The language supports the story’s imaginative breadth. Writer and translator have managed to be playful yet shocking, without recourse to tremendismo. Much of the prose in Out in the Open has been hammered into a Flaubertian degree of featurelessness:

The boy did as the old man asked and emerged from the inn dragging a sack half filled with chestnuts. Following the goatherd’s instructions, he took it over to the donkey, untied the string and . . . poured part of the contents of the sack into the panniers, with most of the chestnuts slipping into any available gaps among the food, flasks and tools.

Amplify these sentences, innocent enough in their own right, and extend them across a good 95 per cent of the book, and you have a feel for its atmosphere – Margaret Jull Costa’s precise, if occasionally fussy, phrasings do a good job with difficult material. By contrast, Repila’s style is witty and refreshing, ironically at odds with the predicament of Big and Small. Sophie Hughes’s translation is subtle, even poetic (“A fine rain numbs the night”).

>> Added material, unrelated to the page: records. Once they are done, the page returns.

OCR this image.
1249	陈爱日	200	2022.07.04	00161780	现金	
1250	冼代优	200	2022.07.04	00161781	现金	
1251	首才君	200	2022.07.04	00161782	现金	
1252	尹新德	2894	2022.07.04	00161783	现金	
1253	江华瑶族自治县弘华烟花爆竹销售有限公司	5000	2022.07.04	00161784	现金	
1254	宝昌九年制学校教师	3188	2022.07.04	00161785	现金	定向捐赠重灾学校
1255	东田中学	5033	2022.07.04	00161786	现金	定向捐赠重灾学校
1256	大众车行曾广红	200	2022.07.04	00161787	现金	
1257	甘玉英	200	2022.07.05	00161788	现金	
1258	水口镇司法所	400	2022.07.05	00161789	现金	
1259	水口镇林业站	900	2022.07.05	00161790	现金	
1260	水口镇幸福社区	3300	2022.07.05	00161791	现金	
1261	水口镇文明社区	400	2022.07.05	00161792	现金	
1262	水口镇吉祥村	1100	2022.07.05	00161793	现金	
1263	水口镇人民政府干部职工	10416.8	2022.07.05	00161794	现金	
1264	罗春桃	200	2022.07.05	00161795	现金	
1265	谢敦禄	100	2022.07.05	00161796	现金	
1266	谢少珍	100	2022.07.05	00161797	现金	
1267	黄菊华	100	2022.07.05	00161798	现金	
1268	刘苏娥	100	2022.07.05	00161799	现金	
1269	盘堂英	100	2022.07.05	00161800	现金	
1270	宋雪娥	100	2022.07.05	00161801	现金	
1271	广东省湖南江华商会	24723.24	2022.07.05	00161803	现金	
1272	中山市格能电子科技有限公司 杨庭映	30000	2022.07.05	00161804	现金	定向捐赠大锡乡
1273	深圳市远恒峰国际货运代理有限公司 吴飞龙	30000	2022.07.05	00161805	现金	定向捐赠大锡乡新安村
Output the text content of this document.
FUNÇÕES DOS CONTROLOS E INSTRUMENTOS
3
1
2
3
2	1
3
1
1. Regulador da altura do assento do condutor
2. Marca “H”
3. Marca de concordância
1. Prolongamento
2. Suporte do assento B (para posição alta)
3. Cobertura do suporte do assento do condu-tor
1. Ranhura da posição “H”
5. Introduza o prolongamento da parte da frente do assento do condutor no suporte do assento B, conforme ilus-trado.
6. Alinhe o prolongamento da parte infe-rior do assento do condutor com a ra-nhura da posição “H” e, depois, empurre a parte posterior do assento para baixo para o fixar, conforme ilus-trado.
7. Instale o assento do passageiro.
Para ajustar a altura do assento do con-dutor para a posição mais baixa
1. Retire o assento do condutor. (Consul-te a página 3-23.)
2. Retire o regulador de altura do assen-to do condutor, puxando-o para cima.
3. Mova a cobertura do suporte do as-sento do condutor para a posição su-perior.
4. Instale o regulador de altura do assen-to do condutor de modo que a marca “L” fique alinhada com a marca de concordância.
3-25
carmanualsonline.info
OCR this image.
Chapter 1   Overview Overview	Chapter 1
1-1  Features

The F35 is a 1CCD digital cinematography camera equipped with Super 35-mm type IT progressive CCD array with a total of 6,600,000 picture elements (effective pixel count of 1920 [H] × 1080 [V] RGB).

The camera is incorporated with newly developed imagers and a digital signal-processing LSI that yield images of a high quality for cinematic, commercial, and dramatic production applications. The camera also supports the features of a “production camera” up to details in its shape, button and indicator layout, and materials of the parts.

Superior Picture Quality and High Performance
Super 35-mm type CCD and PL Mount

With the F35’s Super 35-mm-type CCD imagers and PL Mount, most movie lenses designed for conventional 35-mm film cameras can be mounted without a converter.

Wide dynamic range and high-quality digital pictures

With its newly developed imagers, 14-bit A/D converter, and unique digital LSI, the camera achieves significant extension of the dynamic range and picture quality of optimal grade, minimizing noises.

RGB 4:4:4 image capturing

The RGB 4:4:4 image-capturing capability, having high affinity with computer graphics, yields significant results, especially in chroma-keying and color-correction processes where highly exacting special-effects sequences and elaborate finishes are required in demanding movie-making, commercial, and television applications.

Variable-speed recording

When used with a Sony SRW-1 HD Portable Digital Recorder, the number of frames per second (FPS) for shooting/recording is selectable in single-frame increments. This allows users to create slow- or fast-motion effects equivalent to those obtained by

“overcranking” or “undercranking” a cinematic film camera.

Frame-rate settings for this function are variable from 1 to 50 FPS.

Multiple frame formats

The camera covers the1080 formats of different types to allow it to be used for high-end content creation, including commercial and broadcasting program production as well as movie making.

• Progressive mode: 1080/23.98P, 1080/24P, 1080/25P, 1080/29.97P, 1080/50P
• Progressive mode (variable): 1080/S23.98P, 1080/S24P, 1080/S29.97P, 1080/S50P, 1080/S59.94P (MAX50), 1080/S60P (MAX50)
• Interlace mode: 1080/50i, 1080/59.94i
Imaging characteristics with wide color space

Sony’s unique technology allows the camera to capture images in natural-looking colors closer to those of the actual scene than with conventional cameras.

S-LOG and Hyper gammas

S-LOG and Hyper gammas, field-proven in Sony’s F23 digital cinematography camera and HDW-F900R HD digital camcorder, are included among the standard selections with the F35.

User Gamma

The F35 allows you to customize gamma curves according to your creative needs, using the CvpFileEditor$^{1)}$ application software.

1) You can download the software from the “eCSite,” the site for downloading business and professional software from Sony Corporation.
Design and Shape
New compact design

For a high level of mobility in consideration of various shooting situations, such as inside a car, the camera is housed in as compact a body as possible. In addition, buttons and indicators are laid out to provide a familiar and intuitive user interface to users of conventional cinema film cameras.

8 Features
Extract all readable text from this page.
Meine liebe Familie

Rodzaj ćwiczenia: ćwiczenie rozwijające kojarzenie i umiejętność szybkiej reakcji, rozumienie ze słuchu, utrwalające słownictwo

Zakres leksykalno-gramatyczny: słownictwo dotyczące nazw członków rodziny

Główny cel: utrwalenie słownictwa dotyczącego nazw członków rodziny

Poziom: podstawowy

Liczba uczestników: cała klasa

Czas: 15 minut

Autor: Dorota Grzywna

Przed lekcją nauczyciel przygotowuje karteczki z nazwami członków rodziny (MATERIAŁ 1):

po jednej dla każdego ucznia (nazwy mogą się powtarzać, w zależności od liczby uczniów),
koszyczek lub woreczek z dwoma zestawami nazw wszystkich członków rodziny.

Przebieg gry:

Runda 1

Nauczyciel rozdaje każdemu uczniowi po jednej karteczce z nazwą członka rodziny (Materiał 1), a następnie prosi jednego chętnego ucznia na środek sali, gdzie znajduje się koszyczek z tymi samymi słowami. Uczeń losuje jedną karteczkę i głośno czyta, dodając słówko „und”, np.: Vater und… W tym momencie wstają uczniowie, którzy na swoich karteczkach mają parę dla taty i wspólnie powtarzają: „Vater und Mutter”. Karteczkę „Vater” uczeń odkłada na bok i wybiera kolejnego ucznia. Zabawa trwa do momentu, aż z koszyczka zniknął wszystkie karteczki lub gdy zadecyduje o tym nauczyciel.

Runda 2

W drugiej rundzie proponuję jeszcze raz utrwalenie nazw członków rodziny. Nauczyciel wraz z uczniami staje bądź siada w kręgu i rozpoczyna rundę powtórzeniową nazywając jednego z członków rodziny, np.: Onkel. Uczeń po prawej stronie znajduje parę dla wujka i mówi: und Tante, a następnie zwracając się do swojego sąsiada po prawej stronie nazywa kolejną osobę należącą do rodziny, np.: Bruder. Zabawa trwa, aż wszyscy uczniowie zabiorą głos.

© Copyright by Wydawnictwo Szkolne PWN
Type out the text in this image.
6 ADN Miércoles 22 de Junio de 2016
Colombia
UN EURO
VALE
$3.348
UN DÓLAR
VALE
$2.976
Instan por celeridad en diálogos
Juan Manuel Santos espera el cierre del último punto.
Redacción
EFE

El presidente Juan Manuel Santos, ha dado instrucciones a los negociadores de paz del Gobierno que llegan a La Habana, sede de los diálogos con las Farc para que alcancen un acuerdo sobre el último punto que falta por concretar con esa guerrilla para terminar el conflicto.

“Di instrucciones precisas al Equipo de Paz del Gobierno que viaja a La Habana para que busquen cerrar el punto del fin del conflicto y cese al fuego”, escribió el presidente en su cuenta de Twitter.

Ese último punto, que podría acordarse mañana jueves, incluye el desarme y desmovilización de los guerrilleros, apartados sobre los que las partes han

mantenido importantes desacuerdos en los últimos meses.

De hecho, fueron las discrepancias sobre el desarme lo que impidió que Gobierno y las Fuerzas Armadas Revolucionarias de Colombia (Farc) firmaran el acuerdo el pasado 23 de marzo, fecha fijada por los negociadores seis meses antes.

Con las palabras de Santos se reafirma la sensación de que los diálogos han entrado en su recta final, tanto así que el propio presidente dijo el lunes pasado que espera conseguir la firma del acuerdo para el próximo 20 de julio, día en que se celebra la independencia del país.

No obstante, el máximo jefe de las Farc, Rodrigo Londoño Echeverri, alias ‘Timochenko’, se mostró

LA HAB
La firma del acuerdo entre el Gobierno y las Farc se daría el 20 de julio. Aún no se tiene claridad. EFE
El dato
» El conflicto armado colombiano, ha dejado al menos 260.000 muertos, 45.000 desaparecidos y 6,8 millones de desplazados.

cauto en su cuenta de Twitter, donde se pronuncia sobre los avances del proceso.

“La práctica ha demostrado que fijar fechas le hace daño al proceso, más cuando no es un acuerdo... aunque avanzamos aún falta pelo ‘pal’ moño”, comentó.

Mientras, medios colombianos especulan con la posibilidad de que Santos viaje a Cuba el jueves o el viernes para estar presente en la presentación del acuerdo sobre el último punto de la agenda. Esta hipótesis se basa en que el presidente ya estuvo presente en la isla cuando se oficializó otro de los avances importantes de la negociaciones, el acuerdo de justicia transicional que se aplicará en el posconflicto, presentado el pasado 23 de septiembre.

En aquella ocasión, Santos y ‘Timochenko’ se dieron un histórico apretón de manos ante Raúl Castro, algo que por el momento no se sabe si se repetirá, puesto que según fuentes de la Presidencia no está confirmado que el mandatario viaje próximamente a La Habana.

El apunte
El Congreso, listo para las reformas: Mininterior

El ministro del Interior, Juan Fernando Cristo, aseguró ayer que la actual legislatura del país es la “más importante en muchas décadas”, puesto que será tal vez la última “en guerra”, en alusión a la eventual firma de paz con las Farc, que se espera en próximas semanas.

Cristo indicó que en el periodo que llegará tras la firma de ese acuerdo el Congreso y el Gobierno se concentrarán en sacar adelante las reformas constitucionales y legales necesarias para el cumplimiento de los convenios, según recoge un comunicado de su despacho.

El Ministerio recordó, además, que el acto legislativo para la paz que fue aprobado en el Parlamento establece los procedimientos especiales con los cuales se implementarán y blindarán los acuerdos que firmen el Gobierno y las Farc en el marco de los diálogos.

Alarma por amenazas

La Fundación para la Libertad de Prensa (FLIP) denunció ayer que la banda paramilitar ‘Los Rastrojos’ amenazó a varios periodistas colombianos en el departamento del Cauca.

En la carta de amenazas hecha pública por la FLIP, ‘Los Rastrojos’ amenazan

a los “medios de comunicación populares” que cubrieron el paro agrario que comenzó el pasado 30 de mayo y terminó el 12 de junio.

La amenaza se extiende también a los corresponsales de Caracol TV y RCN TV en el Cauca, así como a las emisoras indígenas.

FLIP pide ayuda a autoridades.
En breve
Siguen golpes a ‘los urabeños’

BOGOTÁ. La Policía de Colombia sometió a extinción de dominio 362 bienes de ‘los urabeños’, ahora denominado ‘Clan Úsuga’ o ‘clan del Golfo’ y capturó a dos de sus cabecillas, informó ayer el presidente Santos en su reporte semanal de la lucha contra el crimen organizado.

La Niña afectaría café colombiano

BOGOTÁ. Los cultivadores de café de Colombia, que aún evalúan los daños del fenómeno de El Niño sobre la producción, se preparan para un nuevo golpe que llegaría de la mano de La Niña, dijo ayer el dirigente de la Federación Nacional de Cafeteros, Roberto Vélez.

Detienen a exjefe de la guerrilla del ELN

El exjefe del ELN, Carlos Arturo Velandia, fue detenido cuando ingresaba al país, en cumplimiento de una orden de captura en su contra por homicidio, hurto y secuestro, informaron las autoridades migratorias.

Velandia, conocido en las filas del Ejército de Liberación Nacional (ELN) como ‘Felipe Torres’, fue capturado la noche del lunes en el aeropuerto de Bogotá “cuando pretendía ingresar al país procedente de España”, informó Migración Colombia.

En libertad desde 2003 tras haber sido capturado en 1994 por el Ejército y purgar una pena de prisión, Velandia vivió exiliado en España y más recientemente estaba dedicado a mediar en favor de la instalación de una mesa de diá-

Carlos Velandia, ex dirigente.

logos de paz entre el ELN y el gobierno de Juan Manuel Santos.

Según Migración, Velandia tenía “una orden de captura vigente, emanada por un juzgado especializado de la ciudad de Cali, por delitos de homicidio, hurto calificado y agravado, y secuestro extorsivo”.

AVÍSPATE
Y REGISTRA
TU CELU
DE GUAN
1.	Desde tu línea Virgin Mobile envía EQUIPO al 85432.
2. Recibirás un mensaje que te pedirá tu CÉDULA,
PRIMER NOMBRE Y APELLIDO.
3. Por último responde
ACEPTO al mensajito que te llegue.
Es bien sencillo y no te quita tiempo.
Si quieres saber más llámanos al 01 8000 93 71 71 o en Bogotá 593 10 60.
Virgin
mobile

The Boy Who Stole Attila’s Horse is, above all, the moving story of a savage and tender love between brothers, whatever its allegorical meaning. However, one economic development is relevant to this novel, Repila’s second: the company that published the Spanish original in 2013 closed later that year, citing the “economic situation”. Foreign-language editions of the book have been orphaned unexpectedly. Big and Small’s parents have, once again, left them to fend for themselves.